Der emeritierte Kurienkardinal Walter Kasper hat eine positive Bilanz der Bischofssynode über Ehe und Familie gezogen. In der Diskussion um Sakramente für wiederverheiratete Geschiedene habe man dem Papst freie Hand gelassen, so Kasper.

Die am Sonntag beendete Synode "öffnete sozusagen die Tür für die Zulassung in Einzelfällen der wiederverheiratet Geschiedenen zu den Sakramenten; sie durchschreitet diese Tür jedoch nicht", heißt es in einem am Donnerstag in Aachen verlesenen Festvortrag des Kardinals zum 75. Geburtstag von Ortsbischof Heinrich Mussinghoff. Kasper war nach den Angaben krankheitsbedingt verhindert.

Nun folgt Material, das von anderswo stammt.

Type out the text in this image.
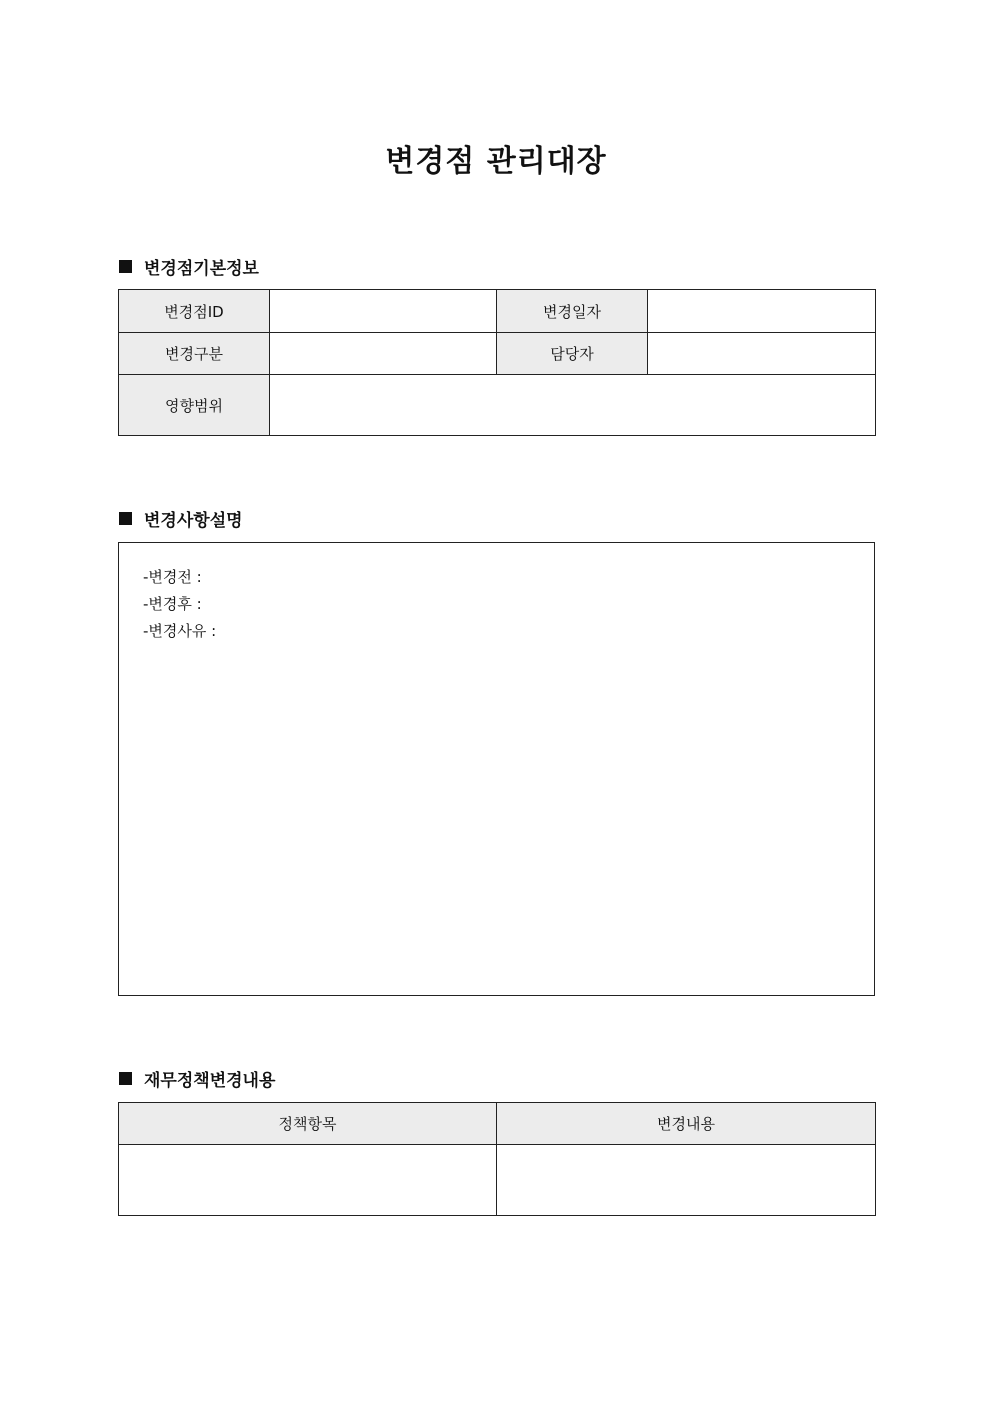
변경점 관리대장
변경점기본정보
변경점ID		변경일자	
변경구분		담당자	
영향범위			
변경사항설명
-변경전 :
-변경후 :
-변경사유 :
재무정책변경내용
정책항목	변경내용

Nach Kaspers Worten hat das Bischofstreffen das Prinzip benannt, aber nicht die möglichen Konsequenzen. Nur so sei zu diesem Punkt, der keineswegs die zentralste Frage der Synode gewesen sei, die notwendige Zwei-Drittel-Mehrheit möglich gewesen. "Das war nicht die hinterlistige Idee einer deutschen Verschwörer-Gruppe, sondern der einstimmige Beschluss der zentralen Kommission." Sie habe die Absicht gehabt, den Papst nicht festzulegen und ihm freie Hand zu lassen.

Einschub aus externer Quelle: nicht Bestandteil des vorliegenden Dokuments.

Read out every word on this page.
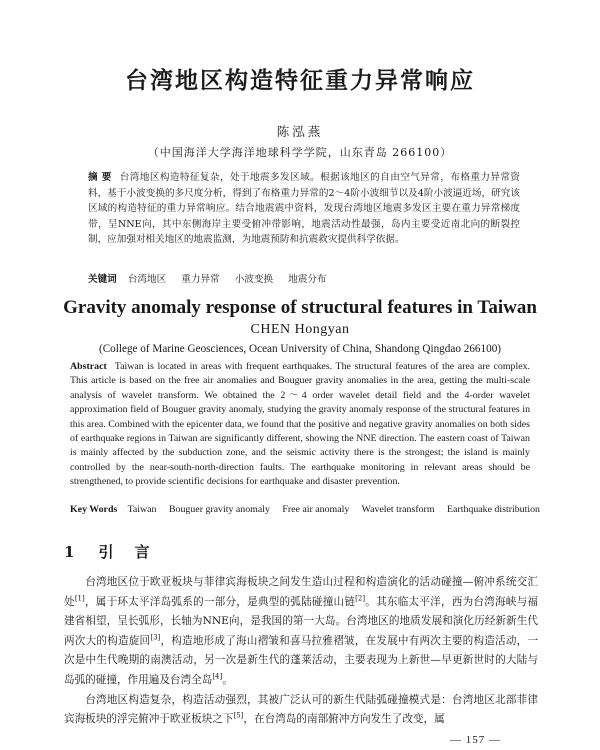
台湾地区构造特征重力异常响应
陈泓燕
（中国海洋大学海洋地球科学学院，山东青岛 266100）
摘 要 台湾地区构造特征复杂，处于地震多发区域。根据该地区的自由空气异常，布格重力异常资料，基于小波变换的多尺度分析，得到了布格重力异常的2～4阶小波细节以及4阶小波逼近场，研究该区域的构造特征的重力异常响应。结合地震震中资料，发现台湾地区地震多发区主要在重力异常梯度带，呈NNE向，其中东侧海岸主要受俯冲带影响，地震活动性最强，岛内主要受近南北向的断裂控制，应加强对相关地区的地震监测，为地震预防和抗震救灾提供科学依据。
关键词 台湾地区 重力异常 小波变换 地震分布
Gravity anomaly response of structural features in Taiwan
CHEN Hongyan
(College of Marine Geosciences, Ocean University of China, Shandong Qingdao 266100)
Abstract Taiwan is located in areas with frequent earthquakes. The structural features of the area are complex. This article is based on the free air anomalies and Bouguer gravity anomalies in the area, getting the multi-scale analysis of wavelet transform. We obtained the 2～4 order wavelet detail field and the 4-order wavelet approximation field of Bouguer gravity anomaly, studying the gravity anomaly response of the structural features in this area. Combined with the epicenter data, we found that the positive and negative gravity anomalies on both sides of earthquake regions in Taiwan are significantly different, showing the NNE direction. The eastern coast of Taiwan is mainly affected by the subduction zone, and the seismic activity there is the strongest; the island is mainly controlled by the near-south-north-direction faults. The earthquake monitoring in relevant areas should be strengthened, to provide scientific decisions for earthquake and disaster prevention.
Key Words Taiwan Bouguer gravity anomaly Free air anomaly Wavelet transform Earthquake distribution
1 引 言

台湾地区位于欧亚板块与菲律宾海板块之间发生造山过程和构造演化的活动碰撞—俯冲系统交汇处[1]，属于环太平洋岛弧系的一部分，是典型的弧陆碰撞山链[2]。其东临太平洋，西为台湾海峡与福建省相望，呈长弧形，长轴为NNE向，是我国的第一大岛。台湾地区的地质发展和演化历经新新生代两次大的构造旋回[3]，构造地形成了海山褶皱和喜马拉雅褶皱，在发展中有两次主要的构造活动，一次是中生代晚期的南澳活动，另一次是新生代的蓬莱活动，主要表现为上新世—早更新世时的大陆与岛弧的碰撞，作用遍及台湾全岛[4]。

台湾地区构造复杂，构造活动强烈，其被广泛认可的新生代陆弧碰撞模式是：台湾地区北部菲律宾海板块的浮完俯冲于欧亚板块之下[5]，在台湾岛的南部俯冲方向发生了改变，属

— 157 —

Endgültiger Abschluss durch Papst Franziskus

"Der Sieger der Synode sind nicht die Konservativen oder Progressiven, der eigentliche Sieger ist der Papst", so Kasper. Der synodale Prozess gehe weiter. Erst das zu erwartende verbindliche Dokument von Papst Franziskus werde der Abschluss sein.

Die Synode habe die Kirche bereits verändert, sagte der Kardinal und verwies auf die Befragung der Gläubigen, eine "freimütige Debattenkultur" und die Herausstellung der Synodalität der Kirche. Zudem sei betont worden, dass die Kirche nicht als Lehrmeisterin "mit erhobenem Zeigefinger kritisiert, zensuriert und verurteilt, sondern als eine barmherzige Mutter wertschätzend offen ist für alle".

"Recht mit heilender Funktion"

Laut Kasper ist die Barmherzigkeit das rechte und christliche Augenmaß bei der Anwendung der Gerechtigkeit. "Sie schaut auf den Menschen nicht als ein rein rechtlicher Fall und lässt gegebenenfalls das Fallbeil auf ihn herunter."

Vielmehr betrachte sie den Menschen mit Barmherzigkeit, die das vergangene Unrecht nicht wiederherstelle und eine neue Chance eröffne. "Das Recht hat damit nicht eine strafende, sondern eine medizinische, eine heilende Funktion", so der Kardinal.